La Lettonie a elle aussi connu une dispute semblable autour du district d’Abrene, devenu district de Pytalovo, au nord-est de la Lettonie. Pour en comprendre la raison, il faut remonter à la fin de la Première Guerre mondiale.
La zone, point de friction entre les Finno-ougriens, les Baltes et les Slaves, était une partie de la Livonie depuis les années 1270. Elle subit les diverses occupations de la dite-Livonie par les Polono-lituaniens (1561 – 1629), les Suédois (1629 – 1721) et les Russes (1721 – 1917). Lors de l’indépendance, l’accord frontalier entre la Lettonie et la Russie soviétique ne fut finalisé que le 7 Avril 1923. La frontière ainsi tracée laissait des communautés lettones côté russe et des communautés russes et biélorusses côté letton. Les habitants côté letton reçurent tous la citoyenneté lettone, quelle que fut leur ethnicité.
Avec la deuxième occupation soviétique, les « députés » du soviet suprême de la RSS de Lettonie entérinèrent, dès le 6 Octobre 1944 à Daugavpils, une proposition « suggérée » par Moscou de rattacher la ville d’Abrene et les six communes voisines, formellement lettones depuis 1923, a la RSFS de Russie. Cela représentait 1 293 km2 de territoire et 52 000 habitants (avant la guerre).
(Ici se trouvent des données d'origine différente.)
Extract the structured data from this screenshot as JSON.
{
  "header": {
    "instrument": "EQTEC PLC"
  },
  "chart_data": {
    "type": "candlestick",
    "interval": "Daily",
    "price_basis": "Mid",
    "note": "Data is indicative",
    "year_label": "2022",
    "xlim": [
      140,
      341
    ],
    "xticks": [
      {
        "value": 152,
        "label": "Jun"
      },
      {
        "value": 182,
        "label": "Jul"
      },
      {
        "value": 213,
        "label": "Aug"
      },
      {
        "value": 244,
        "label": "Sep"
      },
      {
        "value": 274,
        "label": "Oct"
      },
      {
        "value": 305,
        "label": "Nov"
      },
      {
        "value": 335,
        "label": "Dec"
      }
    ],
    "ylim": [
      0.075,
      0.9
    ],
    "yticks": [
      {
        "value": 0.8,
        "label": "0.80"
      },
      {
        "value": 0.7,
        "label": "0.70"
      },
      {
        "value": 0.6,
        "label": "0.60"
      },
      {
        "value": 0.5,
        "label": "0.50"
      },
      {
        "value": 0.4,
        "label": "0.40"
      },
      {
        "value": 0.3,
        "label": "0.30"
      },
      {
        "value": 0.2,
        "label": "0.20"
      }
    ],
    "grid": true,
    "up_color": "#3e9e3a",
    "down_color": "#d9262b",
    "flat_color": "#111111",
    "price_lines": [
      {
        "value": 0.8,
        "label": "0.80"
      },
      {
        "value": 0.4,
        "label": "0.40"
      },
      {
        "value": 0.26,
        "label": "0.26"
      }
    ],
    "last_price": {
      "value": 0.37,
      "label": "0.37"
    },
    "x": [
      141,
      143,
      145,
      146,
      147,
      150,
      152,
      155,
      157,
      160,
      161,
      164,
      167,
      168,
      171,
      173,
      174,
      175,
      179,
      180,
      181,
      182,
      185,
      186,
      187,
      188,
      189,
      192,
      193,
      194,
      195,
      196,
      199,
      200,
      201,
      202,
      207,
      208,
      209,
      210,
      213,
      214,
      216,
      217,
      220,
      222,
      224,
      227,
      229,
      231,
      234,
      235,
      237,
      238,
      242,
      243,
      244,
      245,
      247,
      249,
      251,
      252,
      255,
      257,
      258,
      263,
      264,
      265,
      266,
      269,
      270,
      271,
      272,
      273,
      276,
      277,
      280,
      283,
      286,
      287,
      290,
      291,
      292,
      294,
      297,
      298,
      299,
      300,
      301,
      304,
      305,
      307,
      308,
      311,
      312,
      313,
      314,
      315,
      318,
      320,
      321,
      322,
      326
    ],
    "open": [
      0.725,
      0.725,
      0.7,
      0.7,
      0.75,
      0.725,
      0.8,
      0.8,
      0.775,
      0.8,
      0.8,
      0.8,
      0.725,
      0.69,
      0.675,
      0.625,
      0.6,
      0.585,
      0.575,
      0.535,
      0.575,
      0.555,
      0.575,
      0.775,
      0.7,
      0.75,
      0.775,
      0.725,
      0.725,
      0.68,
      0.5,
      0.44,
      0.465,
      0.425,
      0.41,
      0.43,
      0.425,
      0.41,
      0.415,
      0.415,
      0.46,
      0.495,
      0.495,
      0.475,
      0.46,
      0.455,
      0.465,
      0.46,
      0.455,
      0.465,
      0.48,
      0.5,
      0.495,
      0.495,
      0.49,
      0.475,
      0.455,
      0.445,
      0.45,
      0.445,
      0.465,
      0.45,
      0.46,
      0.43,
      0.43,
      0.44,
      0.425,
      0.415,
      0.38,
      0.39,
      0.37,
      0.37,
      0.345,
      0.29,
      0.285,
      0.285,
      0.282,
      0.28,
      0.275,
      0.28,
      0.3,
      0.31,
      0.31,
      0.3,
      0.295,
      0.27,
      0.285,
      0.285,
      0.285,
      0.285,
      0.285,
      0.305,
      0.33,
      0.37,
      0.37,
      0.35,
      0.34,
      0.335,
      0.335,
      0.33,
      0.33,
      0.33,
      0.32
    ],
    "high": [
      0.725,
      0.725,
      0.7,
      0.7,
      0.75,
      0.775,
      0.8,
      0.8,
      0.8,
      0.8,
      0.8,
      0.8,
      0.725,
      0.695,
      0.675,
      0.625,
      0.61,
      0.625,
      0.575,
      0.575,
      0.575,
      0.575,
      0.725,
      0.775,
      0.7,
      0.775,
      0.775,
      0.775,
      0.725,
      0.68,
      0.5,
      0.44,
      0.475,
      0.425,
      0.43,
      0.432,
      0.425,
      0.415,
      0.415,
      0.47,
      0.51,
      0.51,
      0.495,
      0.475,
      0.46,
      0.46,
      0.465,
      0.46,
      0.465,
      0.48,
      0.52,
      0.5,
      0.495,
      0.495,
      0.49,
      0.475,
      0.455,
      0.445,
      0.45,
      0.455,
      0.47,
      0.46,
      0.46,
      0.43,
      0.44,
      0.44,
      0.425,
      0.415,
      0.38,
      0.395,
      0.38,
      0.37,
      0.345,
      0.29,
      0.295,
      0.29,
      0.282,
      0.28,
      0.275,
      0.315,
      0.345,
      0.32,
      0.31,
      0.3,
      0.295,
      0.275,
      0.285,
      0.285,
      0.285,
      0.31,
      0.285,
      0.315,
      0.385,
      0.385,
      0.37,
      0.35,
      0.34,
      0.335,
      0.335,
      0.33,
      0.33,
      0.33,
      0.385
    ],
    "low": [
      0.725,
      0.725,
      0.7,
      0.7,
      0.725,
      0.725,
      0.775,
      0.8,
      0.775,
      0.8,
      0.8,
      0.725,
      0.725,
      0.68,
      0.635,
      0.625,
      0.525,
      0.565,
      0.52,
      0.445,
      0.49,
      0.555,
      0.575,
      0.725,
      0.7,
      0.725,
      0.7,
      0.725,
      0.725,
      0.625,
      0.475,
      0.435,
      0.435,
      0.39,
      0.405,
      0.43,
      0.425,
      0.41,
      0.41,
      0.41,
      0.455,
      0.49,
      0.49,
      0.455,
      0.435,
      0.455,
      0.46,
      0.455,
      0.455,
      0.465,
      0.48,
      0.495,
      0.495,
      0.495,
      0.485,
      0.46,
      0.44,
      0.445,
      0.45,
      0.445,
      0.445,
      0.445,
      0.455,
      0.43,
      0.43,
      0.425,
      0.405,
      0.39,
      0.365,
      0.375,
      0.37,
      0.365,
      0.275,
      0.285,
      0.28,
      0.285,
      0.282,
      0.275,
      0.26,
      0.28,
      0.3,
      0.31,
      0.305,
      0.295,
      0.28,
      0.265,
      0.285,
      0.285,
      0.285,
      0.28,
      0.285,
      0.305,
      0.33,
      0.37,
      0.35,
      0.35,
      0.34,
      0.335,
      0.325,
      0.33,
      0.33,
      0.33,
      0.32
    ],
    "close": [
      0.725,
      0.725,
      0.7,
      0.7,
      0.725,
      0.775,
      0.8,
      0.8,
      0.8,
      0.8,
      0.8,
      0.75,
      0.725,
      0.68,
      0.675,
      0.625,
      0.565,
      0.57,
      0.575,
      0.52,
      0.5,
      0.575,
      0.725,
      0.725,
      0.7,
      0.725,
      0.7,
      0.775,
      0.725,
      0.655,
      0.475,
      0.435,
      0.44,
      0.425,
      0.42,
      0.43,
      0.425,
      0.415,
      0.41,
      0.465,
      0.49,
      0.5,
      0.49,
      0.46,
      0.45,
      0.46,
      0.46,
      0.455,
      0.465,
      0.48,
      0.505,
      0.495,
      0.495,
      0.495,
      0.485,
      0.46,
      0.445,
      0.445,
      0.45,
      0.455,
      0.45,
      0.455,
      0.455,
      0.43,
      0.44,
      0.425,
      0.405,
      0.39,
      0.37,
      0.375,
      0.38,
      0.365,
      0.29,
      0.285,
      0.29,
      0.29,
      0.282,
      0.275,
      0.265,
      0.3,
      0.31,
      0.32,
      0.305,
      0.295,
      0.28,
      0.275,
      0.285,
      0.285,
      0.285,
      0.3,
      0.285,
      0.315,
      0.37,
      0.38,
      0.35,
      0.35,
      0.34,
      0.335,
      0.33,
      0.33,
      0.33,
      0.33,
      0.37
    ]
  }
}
Or, après la restauration de son indépendance, la question d’Abrene est devenue un problème constitutionnel pour la Lettonie. En effet, l’article 3 de la Constitution de 1922, renouvelée en 1990, stipule « Le territoire de la Lettonie, défini dans ses frontières par des traités internationaux, comprends les provinces de Vidzeme, de Latgale, de Kurzeme et de Zemgale ». Selon le Traité de Paix de Riga, conclu le 11 Août 1920 avec l’Union soviétique, Abrene est bien incluse dans le territoire de la Lettonie.
Les experts juridiques considèrent ainsi que l’annexion de facto du territoire d’Abrene ne doit pas entrer en contradiction avec la Constitution, donc avec le principe de continuité de la République de Lettonie (qui a bien continué à exister de jure pendant la période d’occupation). Une déclaration unilatérale, comme souvent dans les négociations internationales, a donc été jointe au Traité sur les frontières proposé au gouvernement russe en 2005. Cette déclaration précisait : « La Lettonie ne subordonne pas cet accord au problème plus vaste de la liquidation des conséquences de l’occupation illégale de la Lettonie ».
Le problème est que la Russie d’aujourd’hui ne reconnaît ni la continuité de la République de Lettonie, ni même son occupation ! Car reconnaître l’occupation serait ouvrir la porte à des demandes de compensations matérielles pour les dommages subis. La Russie a donc refusé de signer le traité en 2005, le Président Poutine clamant, malgré les dénégations du Ministère letton des Affaires Etrangères, que la Lettonie voulait reprendre le contrôle de la région et qu’une telle revendication était contraire à l’esprit de l’Europe !
(NB : On notera que le Congrès des députés du Peuple de l’URSS prit, le 24 Décembre 1989, une décision - http://www.letton.ch/lvriben2.htm - reconnaissant l’illégalité des protocoles secrets du Pacte Molotov – Ribbentrop et mentionnant § 5 le Traité de Paix de Riga du 11 Août 1920……)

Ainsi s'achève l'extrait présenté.